Economic Function of Legal Tender
Legal tender serves several purposes. It's used by market participants to fulfill the functions of money in the economy as a medium of indirect exchange, a unit of account, a store of value, and a standard of deferred payment.
Proponents of legal tender laws argue that markets generally fail to produce the optimal type, quality, and quantity of money. They say that legal tender enhances the usefulness of money as a means to reduce transaction costs. Having a legal tender can allow flexibility in money supply and a single currency can eliminate the transaction costs associated with the use of multiple competing currencies. The imposition of legal tender is one way to achieve a single currency.
Legal tender also makes monetary policy possible. It allows the manipulation, debasement, and devaluation of the currency by the issuer to obtain seigniorage.

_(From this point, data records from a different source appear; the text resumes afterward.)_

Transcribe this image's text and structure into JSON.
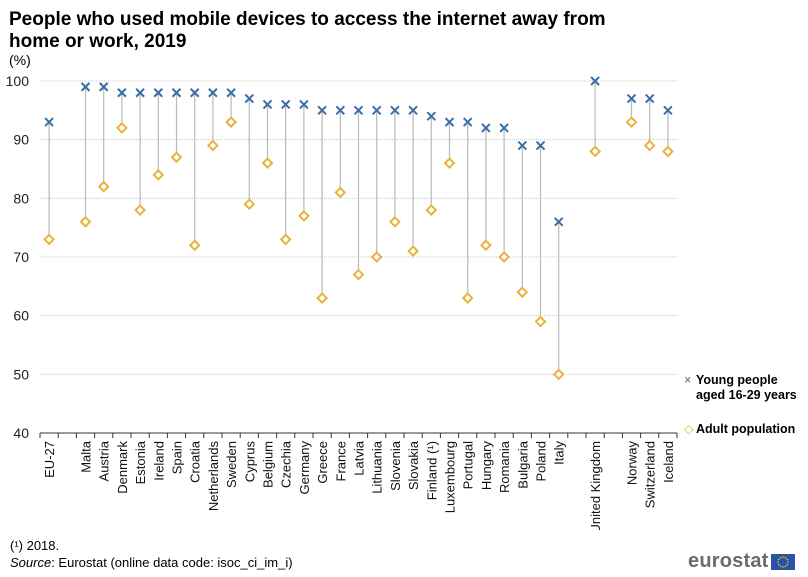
{
  "header": {
    "title": "People who used mobile devices to access the internet away from home or work, 2019",
    "unit": "(%)"
  },
  "legend": {
    "young_marker": "×",
    "young_label_line1": "Young people",
    "young_label_line2": "aged 16-29 years",
    "adult_marker": "◇",
    "adult_label": "Adult population"
  },
  "footer": {
    "footnote": "(¹) 2018.",
    "source_label": "Source",
    "source_text": ": Eurostat (online data code: isoc_ci_im_i)",
    "logo_text": "eurostat"
  },
  "colors": {
    "young": "#3a6fa6",
    "adult": "#e8b33c",
    "connector": "#b9b9b9",
    "grid": "#c8c8c8"
  },
  "chart_data": {
    "type": "scatter",
    "title": "People who used mobile devices to access the internet away from home or work, 2019",
    "xlabel": "",
    "ylabel": "(%)",
    "ylim": [
      40,
      100
    ],
    "yticks": [
      40,
      50,
      60,
      70,
      80,
      90,
      100
    ],
    "grid": true,
    "legend_position": "right",
    "categories": [
      "EU-27",
      "",
      "Malta",
      "Austria",
      "Denmark",
      "Estonia",
      "Ireland",
      "Spain",
      "Croatia",
      "Netherlands",
      "Sweden",
      "Cyprus",
      "Belgium",
      "Czechia",
      "Germany",
      "Greece",
      "France",
      "Latvia",
      "Lithuania",
      "Slovenia",
      "Slovakia",
      "Finland (¹)",
      "Luxembourg",
      "Portugal",
      "Hungary",
      "Romania",
      "Bulgaria",
      "Poland",
      "Italy",
      "",
      "United Kingdom",
      "",
      "Norway",
      "Switzerland",
      "Iceland"
    ],
    "series": [
      {
        "name": "Young people aged 16-29 years",
        "marker": "x",
        "values": [
          93,
          null,
          99,
          99,
          98,
          98,
          98,
          98,
          98,
          98,
          98,
          97,
          96,
          96,
          96,
          95,
          95,
          95,
          95,
          95,
          95,
          94,
          93,
          93,
          92,
          92,
          89,
          89,
          76,
          null,
          100,
          null,
          97,
          97,
          95
        ]
      },
      {
        "name": "Adult population",
        "marker": "diamond",
        "values": [
          73,
          null,
          76,
          82,
          92,
          78,
          84,
          87,
          72,
          89,
          93,
          79,
          86,
          73,
          77,
          63,
          81,
          67,
          70,
          76,
          71,
          78,
          86,
          63,
          72,
          70,
          64,
          59,
          50,
          null,
          88,
          null,
          93,
          89,
          88
        ]
      }
    ]
  }
}
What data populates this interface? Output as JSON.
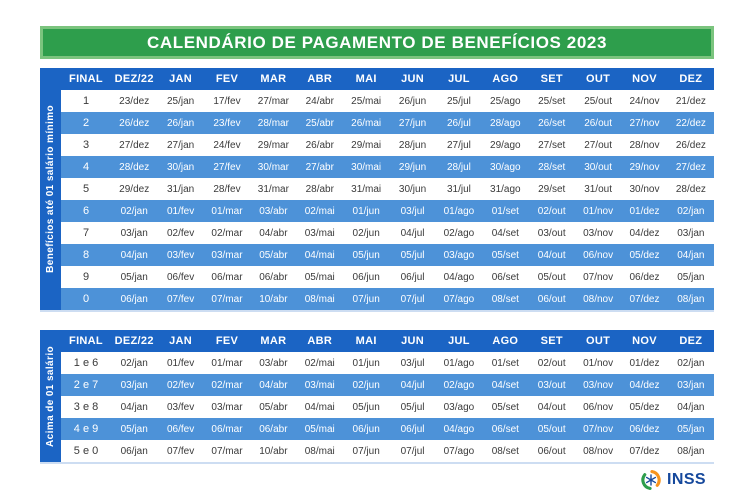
{
  "title": "CALENDÁRIO DE PAGAMENTO DE BENEFÍCIOS 2023",
  "columns": [
    "FINAL",
    "DEZ/22",
    "JAN",
    "FEV",
    "MAR",
    "ABR",
    "MAI",
    "JUN",
    "JUL",
    "AGO",
    "SET",
    "OUT",
    "NOV",
    "DEZ"
  ],
  "tables": [
    {
      "side_label": "Benefícios até 01 salário mínimo",
      "rows": [
        {
          "final": "1",
          "dates": [
            "23/dez",
            "25/jan",
            "17/fev",
            "27/mar",
            "24/abr",
            "25/mai",
            "26/jun",
            "25/jul",
            "25/ago",
            "25/set",
            "25/out",
            "24/nov",
            "21/dez"
          ]
        },
        {
          "final": "2",
          "dates": [
            "26/dez",
            "26/jan",
            "23/fev",
            "28/mar",
            "25/abr",
            "26/mai",
            "27/jun",
            "26/jul",
            "28/ago",
            "26/set",
            "26/out",
            "27/nov",
            "22/dez"
          ]
        },
        {
          "final": "3",
          "dates": [
            "27/dez",
            "27/jan",
            "24/fev",
            "29/mar",
            "26/abr",
            "29/mai",
            "28/jun",
            "27/jul",
            "29/ago",
            "27/set",
            "27/out",
            "28/nov",
            "26/dez"
          ]
        },
        {
          "final": "4",
          "dates": [
            "28/dez",
            "30/jan",
            "27/fev",
            "30/mar",
            "27/abr",
            "30/mai",
            "29/jun",
            "28/jul",
            "30/ago",
            "28/set",
            "30/out",
            "29/nov",
            "27/dez"
          ]
        },
        {
          "final": "5",
          "dates": [
            "29/dez",
            "31/jan",
            "28/fev",
            "31/mar",
            "28/abr",
            "31/mai",
            "30/jun",
            "31/jul",
            "31/ago",
            "29/set",
            "31/out",
            "30/nov",
            "28/dez"
          ]
        },
        {
          "final": "6",
          "dates": [
            "02/jan",
            "01/fev",
            "01/mar",
            "03/abr",
            "02/mai",
            "01/jun",
            "03/jul",
            "01/ago",
            "01/set",
            "02/out",
            "01/nov",
            "01/dez",
            "02/jan"
          ]
        },
        {
          "final": "7",
          "dates": [
            "03/jan",
            "02/fev",
            "02/mar",
            "04/abr",
            "03/mai",
            "02/jun",
            "04/jul",
            "02/ago",
            "04/set",
            "03/out",
            "03/nov",
            "04/dez",
            "03/jan"
          ]
        },
        {
          "final": "8",
          "dates": [
            "04/jan",
            "03/fev",
            "03/mar",
            "05/abr",
            "04/mai",
            "05/jun",
            "05/jul",
            "03/ago",
            "05/set",
            "04/out",
            "06/nov",
            "05/dez",
            "04/jan"
          ]
        },
        {
          "final": "9",
          "dates": [
            "05/jan",
            "06/fev",
            "06/mar",
            "06/abr",
            "05/mai",
            "06/jun",
            "06/jul",
            "04/ago",
            "06/set",
            "05/out",
            "07/nov",
            "06/dez",
            "05/jan"
          ]
        },
        {
          "final": "0",
          "dates": [
            "06/jan",
            "07/fev",
            "07/mar",
            "10/abr",
            "08/mai",
            "07/jun",
            "07/jul",
            "07/ago",
            "08/set",
            "06/out",
            "08/nov",
            "07/dez",
            "08/jan"
          ]
        }
      ]
    },
    {
      "side_label": "Acima de 01 salário",
      "rows": [
        {
          "final": "1 e 6",
          "dates": [
            "02/jan",
            "01/fev",
            "01/mar",
            "03/abr",
            "02/mai",
            "01/jun",
            "03/jul",
            "01/ago",
            "01/set",
            "02/out",
            "01/nov",
            "01/dez",
            "02/jan"
          ]
        },
        {
          "final": "2 e 7",
          "dates": [
            "03/jan",
            "02/fev",
            "02/mar",
            "04/abr",
            "03/mai",
            "02/jun",
            "04/jul",
            "02/ago",
            "04/set",
            "03/out",
            "03/nov",
            "04/dez",
            "03/jan"
          ]
        },
        {
          "final": "3 e 8",
          "dates": [
            "04/jan",
            "03/fev",
            "03/mar",
            "05/abr",
            "04/mai",
            "05/jun",
            "05/jul",
            "03/ago",
            "05/set",
            "04/out",
            "06/nov",
            "05/dez",
            "04/jan"
          ]
        },
        {
          "final": "4 e 9",
          "dates": [
            "05/jan",
            "06/fev",
            "06/mar",
            "06/abr",
            "05/mai",
            "06/jun",
            "06/jul",
            "04/ago",
            "06/set",
            "05/out",
            "07/nov",
            "06/dez",
            "05/jan"
          ]
        },
        {
          "final": "5 e 0",
          "dates": [
            "06/jan",
            "07/fev",
            "07/mar",
            "10/abr",
            "08/mai",
            "07/jun",
            "07/jul",
            "07/ago",
            "08/set",
            "06/out",
            "08/nov",
            "07/dez",
            "08/jan"
          ]
        }
      ]
    }
  ],
  "logo": {
    "text": "INSS",
    "icon": "inss-emblem-icon"
  },
  "colors": {
    "banner_green": "#2E9E4C",
    "banner_border_green": "#7BC47E",
    "header_blue": "#1B64C4",
    "row_alt_blue": "#4D92D8",
    "text_dark": "#3A3A3A",
    "logo_blue": "#15489C",
    "logo_orange": "#F7941D",
    "logo_green": "#2E9E4C"
  }
}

It facilitates the issuance of fiduciary media by the banking system to meet the needs of trade.
Gresham's Law would make monetary policy, seigniorage, currency manipulation, and fiduciary media issuance much more difficult in the absence of legal tender laws because good money tends to drive out bad money in this case.
Cryptocurrency and Legal Tender
The popularity of cross-border and online shopping is increasing the demand for more forms of money such as popular cryptocurrency alternatives like Bitcoin to be recognized as legal tender. Given official objection to such alternatives except in most cases, however, these may still be some years away. They don't represent legal tender in the U.S. or most other countries.
El Salvador became the first country in the world to accept Bitcoin as legal tender in June 2021.
Many online services accept cryptocurrencies and this practice is perfectly legal. Cryptocurrencies are mostly limited to use in gray and black market activity or as speculative investments, however, due to their status as unofficial competitors to legal tender. There are a few exceptions, however. Venezuelan President Nicolas Madura ordered all federal institutions to accept a new electronic currency, the petro, as legal tender in 2018 when facing devastating hyperinflation.
The Venezuelan petro is controlled centrally by the Venezuelan government based on their estimation of the value of their natural resources. The petro was claimed to be backed by Venezuela's natural gas, mineral, and oil reserves. Venezuela's experiment with the petro hasn't made much progress, however, and the petro doesn't circulate generally as money despite its legal tender status.
The tiny Republic of the Marshall Islands (RMI) adopted a new cryptocurrency, the sovereign (SOV), as legal tender. The sovereign is pegged to an existing, decentralized peer-to-peer cryptocurrency market. The U.S. dollar still functions as money and legal tender in the RMI, however, and it continues to do so along with the new legal tender.
What Is Gresham's Law?
Gresham's law translates to "bad money drives out good." A penny made of gold would be hoarded and effectively removed from circulation by those who were lucky enough to come across one. They’d part with a tin penny and use it to purchase products if both pennies had the same legal tender value.
What Is Seigniorage?
Seigniorage is the value of money after the costs to produce it have been subtracted. A $100 bill would have a seigniorage of $99.80 if it cost the government 19.6 cents to create it.
What Is a U.S. Dollar Worth in 2024?
Inflation influences the value of the dollar. An item that cost $1 in 2010 would cost $1.44 in 2024 due to a 44.4% cumulative rate of inflation.
The Bottom Line
Legal tender is the money or money equivalent that a country recognizes within its borders. It’s the nation’s currency in most cases. Other forms and sources of money aren’t recognized and can’t be accepted for payment.
This doesn’t rule out credit card payments or paper checks in the U.S. because they're based on American dollars but merchants and financial entities within the United States can’t accept pesos or cryptocurrencies for payment.